Paying for the wine and champagne this morning, just touching down at work. Have some editing to do, post to owner’s blog, and other projects. Ready for the day, in fact altogether eager to get it off the ground, but not moving fast. Sipping the 4-shotter (mocha) slow, but with steady thesis. Will write throughout the day… try to pocket as much story as I can. Right now, having the laptop read Debra’s post to me. Too tired to critically read. I’ll wake up, and become more lively, alive, one of the living as the day on goes.
Want to wake early like I did Tuesday and run, or write, or both.
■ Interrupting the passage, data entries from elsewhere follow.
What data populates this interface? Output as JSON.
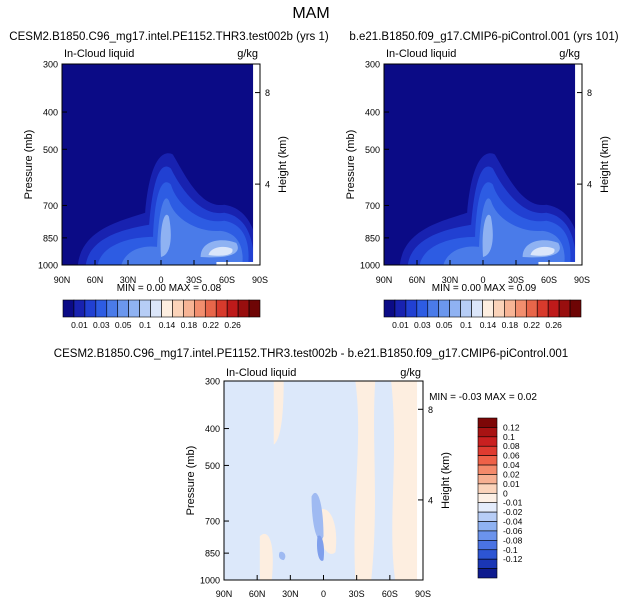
{
  "page_title": "MAM",
  "chart_data": [
    {
      "type": "heatmap",
      "title": "CESM2.B1850.C96_mg17.intel.PE1152.THR3.test002b (yrs 1)",
      "variable": "In-Cloud liquid",
      "units": "g/kg",
      "ylabel": "Pressure (mb)",
      "ylabel_right": "Height (km)",
      "x_ticks": [
        "90N",
        "60N",
        "30N",
        "0",
        "30S",
        "60S",
        "90S"
      ],
      "y_ticks": [
        "300",
        "400",
        "500",
        "700",
        "850",
        "1000"
      ],
      "y_right_ticks": [
        "8",
        "4"
      ],
      "stats": "MIN =  0.00   MAX =  0.08",
      "min": 0.0,
      "max": 0.08
    },
    {
      "type": "heatmap",
      "title": "b.e21.B1850.f09_g17.CMIP6-piControl.001 (yrs 101)",
      "variable": "In-Cloud liquid",
      "units": "g/kg",
      "ylabel": "Pressure (mb)",
      "ylabel_right": "Height (km)",
      "x_ticks": [
        "90N",
        "60N",
        "30N",
        "0",
        "30S",
        "60S",
        "90S"
      ],
      "y_ticks": [
        "300",
        "400",
        "500",
        "700",
        "850",
        "1000"
      ],
      "y_right_ticks": [
        "8",
        "4"
      ],
      "stats": "MIN =  0.00   MAX =  0.09",
      "min": 0.0,
      "max": 0.09
    },
    {
      "type": "heatmap",
      "title": "CESM2.B1850.C96_mg17.intel.PE1152.THR3.test002b - b.e21.B1850.f09_g17.CMIP6-piControl.001",
      "variable": "In-Cloud liquid",
      "units": "g/kg",
      "ylabel": "Pressure (mb)",
      "ylabel_right": "Height (km)",
      "x_ticks": [
        "90N",
        "60N",
        "30N",
        "0",
        "30S",
        "60S",
        "90S"
      ],
      "y_ticks": [
        "300",
        "400",
        "500",
        "700",
        "850",
        "1000"
      ],
      "y_right_ticks": [
        "8",
        "4"
      ],
      "stats": "MIN = -0.03   MAX =  0.02",
      "min": -0.03,
      "max": 0.02
    }
  ],
  "colorbar_main": {
    "labels": [
      "0.01",
      "0.03",
      "0.05",
      "0.1",
      "0.14",
      "0.18",
      "0.22",
      "0.26"
    ],
    "colors": [
      "#0b0b86",
      "#1822b0",
      "#2140d2",
      "#2d5ce3",
      "#4a7be9",
      "#6b97ee",
      "#8fb2f2",
      "#b6cdf6",
      "#dbe6fa",
      "#fdeee0",
      "#fbd3b9",
      "#f7b495",
      "#f28e6e",
      "#e8664a",
      "#d83a2c",
      "#be1a1a",
      "#980e0e",
      "#6e0505"
    ]
  },
  "colorbar_diff": {
    "labels": [
      "0.12",
      "0.1",
      "0.08",
      "0.06",
      "0.04",
      "0.02",
      "0.01",
      "0",
      "-0.01",
      "-0.02",
      "-0.04",
      "-0.06",
      "-0.08",
      "-0.1",
      "-0.12"
    ],
    "colors": [
      "#7d0707",
      "#a81313",
      "#c92020",
      "#df3b30",
      "#ee6148",
      "#f48a6b",
      "#f7b092",
      "#fbd4bb",
      "#fdf0e5",
      "#e4ecfb",
      "#b7cdf6",
      "#8fb2f2",
      "#6b93ec",
      "#4a73e3",
      "#2d55d3",
      "#1a36b5",
      "#0e1b8e"
    ]
  },
  "colors": {
    "base": "#0b0b86",
    "diff_base": "#dce8fa",
    "diff_pos": "#fdeee0",
    "diff_neg": "#9fbaf2"
  }
}
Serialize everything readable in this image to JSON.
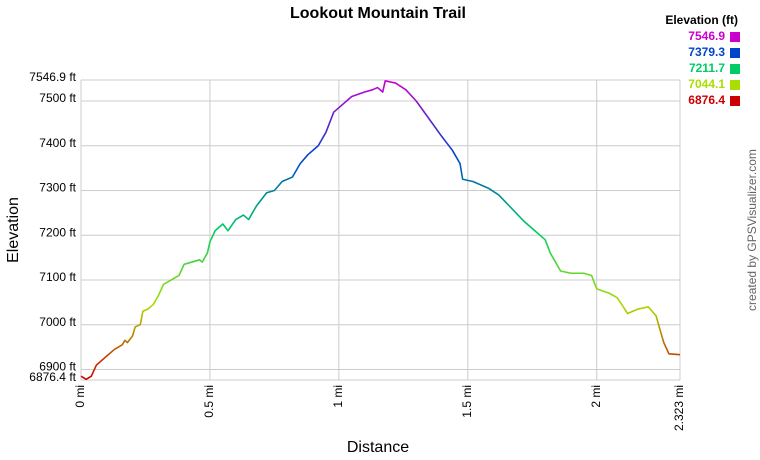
{
  "chart_data": {
    "type": "line",
    "title": "Lookout Mountain Trail",
    "x_label": "Distance",
    "y_label": "Elevation",
    "credit": "created by GPSVisualizer.com",
    "x": [
      0,
      0.02,
      0.04,
      0.06,
      0.1,
      0.13,
      0.16,
      0.17,
      0.18,
      0.2,
      0.21,
      0.23,
      0.24,
      0.26,
      0.28,
      0.3,
      0.32,
      0.35,
      0.38,
      0.4,
      0.43,
      0.46,
      0.47,
      0.49,
      0.5,
      0.52,
      0.55,
      0.57,
      0.6,
      0.63,
      0.65,
      0.68,
      0.72,
      0.75,
      0.78,
      0.82,
      0.85,
      0.88,
      0.92,
      0.95,
      0.98,
      1.0,
      1.05,
      1.1,
      1.13,
      1.15,
      1.17,
      1.18,
      1.22,
      1.26,
      1.3,
      1.35,
      1.4,
      1.44,
      1.47,
      1.48,
      1.52,
      1.58,
      1.62,
      1.67,
      1.72,
      1.77,
      1.8,
      1.82,
      1.86,
      1.9,
      1.95,
      1.98,
      2.0,
      2.05,
      2.08,
      2.12,
      2.16,
      2.2,
      2.23,
      2.26,
      2.28,
      2.323
    ],
    "values": [
      6885,
      6878,
      6885,
      6910,
      6930,
      6945,
      6955,
      6965,
      6960,
      6975,
      6995,
      7000,
      7030,
      7035,
      7045,
      7065,
      7090,
      7100,
      7110,
      7135,
      7140,
      7145,
      7140,
      7160,
      7185,
      7210,
      7225,
      7210,
      7235,
      7245,
      7235,
      7265,
      7295,
      7300,
      7320,
      7330,
      7360,
      7380,
      7400,
      7430,
      7475,
      7485,
      7510,
      7520,
      7525,
      7530,
      7520,
      7545,
      7540,
      7525,
      7500,
      7460,
      7420,
      7390,
      7360,
      7325,
      7320,
      7305,
      7290,
      7260,
      7230,
      7205,
      7190,
      7160,
      7120,
      7115,
      7115,
      7110,
      7080,
      7070,
      7060,
      7025,
      7035,
      7040,
      7020,
      6960,
      6935,
      6933
    ],
    "xlim": [
      0,
      2.323
    ],
    "ylim": [
      6876.4,
      7546.9
    ],
    "xticks": [
      {
        "value": 0,
        "label": "0 mi"
      },
      {
        "value": 0.5,
        "label": "0.5 mi"
      },
      {
        "value": 1,
        "label": "1 mi"
      },
      {
        "value": 1.5,
        "label": "1.5 mi"
      },
      {
        "value": 2,
        "label": "2 mi"
      },
      {
        "value": 2.323,
        "label": "2.323 mi"
      }
    ],
    "yticks": [
      {
        "value": 6876.4,
        "label": "6876.4 ft"
      },
      {
        "value": 6900,
        "label": "6900 ft"
      },
      {
        "value": 7000,
        "label": "7000 ft"
      },
      {
        "value": 7100,
        "label": "7100 ft"
      },
      {
        "value": 7200,
        "label": "7200 ft"
      },
      {
        "value": 7300,
        "label": "7300 ft"
      },
      {
        "value": 7400,
        "label": "7400 ft"
      },
      {
        "value": 7500,
        "label": "7500 ft"
      },
      {
        "value": 7546.9,
        "label": "7546.9 ft"
      }
    ],
    "grid": true,
    "color_scale": {
      "title": "Elevation (ft)",
      "stops": [
        {
          "value": 7546.9,
          "color": "#cc00cc"
        },
        {
          "value": 7379.3,
          "color": "#0044cc"
        },
        {
          "value": 7211.7,
          "color": "#00cc66"
        },
        {
          "value": 7044.1,
          "color": "#aadd00"
        },
        {
          "value": 6876.4,
          "color": "#cc0000"
        }
      ]
    }
  }
}
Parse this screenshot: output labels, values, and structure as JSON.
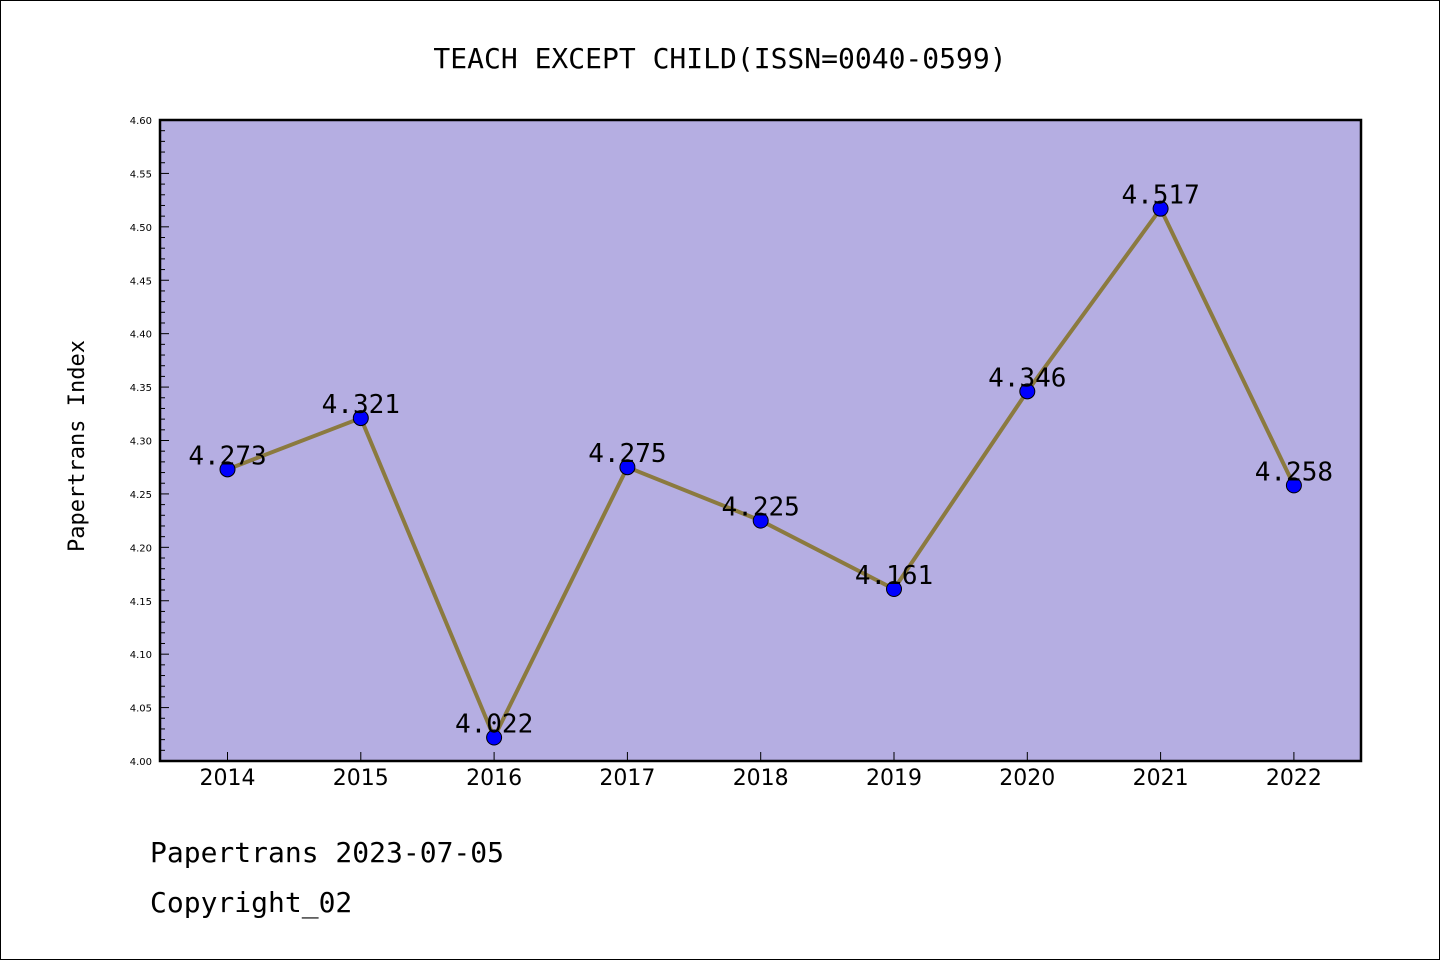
{
  "chart_data": {
    "type": "line",
    "title": "TEACH EXCEPT CHILD(ISSN=0040-0599)",
    "ylabel": "Papertrans Index",
    "xlabel": "",
    "categories": [
      "2014",
      "2015",
      "2016",
      "2017",
      "2018",
      "2019",
      "2020",
      "2021",
      "2022"
    ],
    "values": [
      4.273,
      4.321,
      4.022,
      4.275,
      4.225,
      4.161,
      4.346,
      4.517,
      4.258
    ],
    "data_labels": [
      "4.273",
      "4.321",
      "4.022",
      "4.275",
      "4.225",
      "4.161",
      "4.346",
      "4.517",
      "4.258"
    ],
    "ylim": [
      4.0,
      4.6
    ],
    "y_ticks": [
      "4.00",
      "4.05",
      "4.10",
      "4.15",
      "4.20",
      "4.25",
      "4.30",
      "4.35",
      "4.40",
      "4.45",
      "4.50",
      "4.55",
      "4.60"
    ],
    "grid": false,
    "colors": {
      "plot_background": "#b5aee2",
      "line": "#8b7a3f",
      "marker": "#0000ff"
    }
  },
  "footer": {
    "date_line": "Papertrans 2023-07-05",
    "copyright": "Copyright_02"
  }
}
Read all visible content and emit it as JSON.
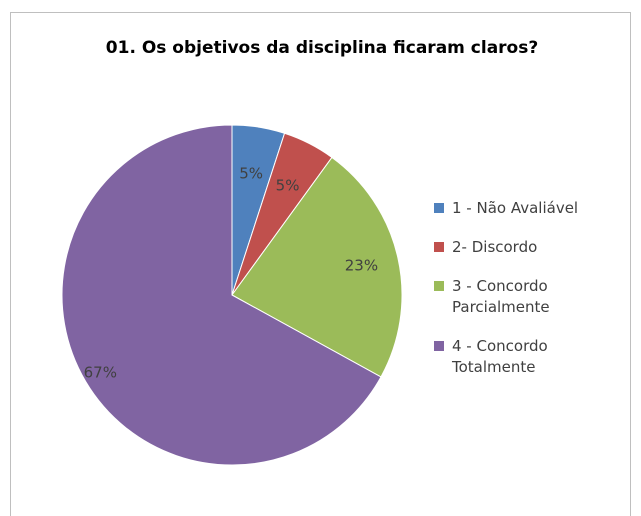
{
  "chart_data": {
    "type": "pie",
    "title": "01. Os objetivos da disciplina ficaram claros?",
    "categories": [
      "1 -  Não Avaliável",
      "2- Discordo",
      "3 - Concordo Parcialmente",
      "4 - Concordo Totalmente"
    ],
    "values": [
      5,
      5,
      23,
      67
    ],
    "value_labels": [
      "5%",
      "5%",
      "23%",
      "67%"
    ],
    "colors": [
      "#4f81bd",
      "#c0504d",
      "#9bbb59",
      "#8064a2"
    ],
    "legend": "right"
  }
}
If I would have risen so this morning, who knows how much I’d have written— Been stressing about publishing vs. sticking to blog, or what I mean is printing asking myself ‘should I print and if so how much..’ Interesting, as yesterday I wrote about not thinking so much and here I overthinking my overthought which pushes me over patience’s edge. Ugh… consolidate, idiot!
quote for day: “In one kiss,/you’ll know all/I haven’t said.” -Pablo Neruda
These pages are my kisses, what I don’t say. And frankly, as many of you know, I’d rather write than talk anyway. And I love anyone who takes the time to read my kisses, my days and minutes and moments. This is more pure me than if you asked me to tell you about me, about my life and what I do, what I want to do and where I want to go. 9:49 now, almost done with mocha, the wine’s voice barely anymore heard. So I quicker move, need more French, any French for the day, a single word— ‘bisou’, meaning kiss. As in ‘a’ kiss, not TO kiss, which would be baiser. Next step in my learning French, verb conjugation. Along with all else I have going, but learning French, part of my story. Has to be.